Are critical theory memes legal here?

The distinguishing marks of a wicked beatnik, "pidarast and apstractionist," were well known to the Boss from descriptions provided by his officials. The wicked beatnik always wore a sweater and glasses, had a little beard, loved noisy "jast music," and laughed at Stalinists. . . . Thus the wicked beatnik will get to our culture, too, and will undermine the very foundations of our culture with his venomous sarcasm. . . . Here he is, the dangerous subversive, the perfidious word spinner who had unlocked the hearts of Soviet youth with the skeleton key of decadence, the leader of the beatnik horde, who had caused clouds to gather over the Socialist Motherland! They must be given a kick in the teeth before it was too late, they must be rooted out; there was already a whiff of smoke in the air that had an uncomfortably Hungarian smell to it.

snip

The official Soviet view of the American beatniks was very amusing. They were sort of OK, on the one hand, as shakers of the foundations of bourgeois society, and as promoters of our cause.

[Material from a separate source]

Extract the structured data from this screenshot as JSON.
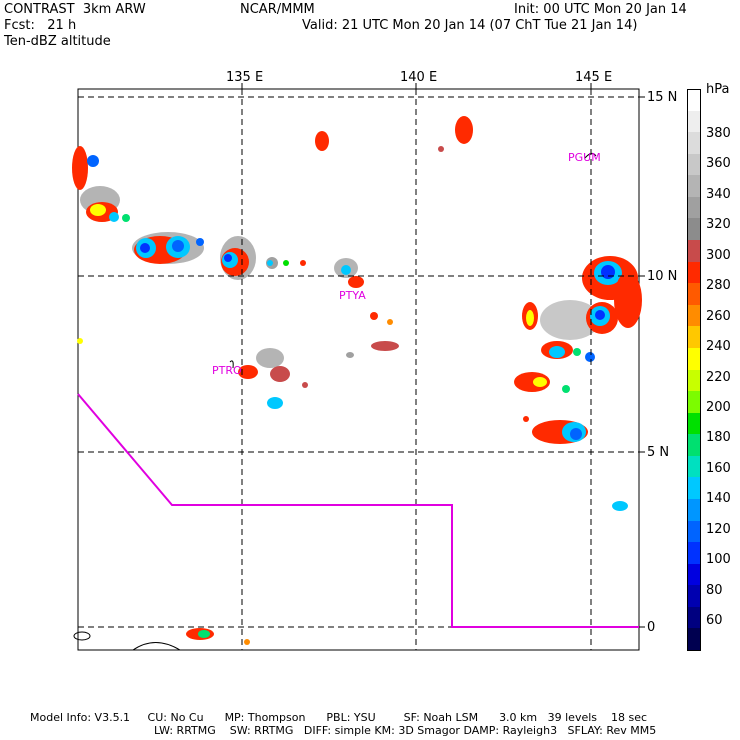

On the other hand, they expressed merely a petit bourgeois protest, that is, they didn't promote our cause enough, they even distracted youngsters from the social struggle. In any event, at least some grains of their work began to appear in the Soviet press at the time of the "first thaw" in 1962--first, excerpts from Ginsberg's famous poem "Howl," with a preface about five times the length of the excerpts themselves, then excerpts from Jack Kerouac's novel On the Road.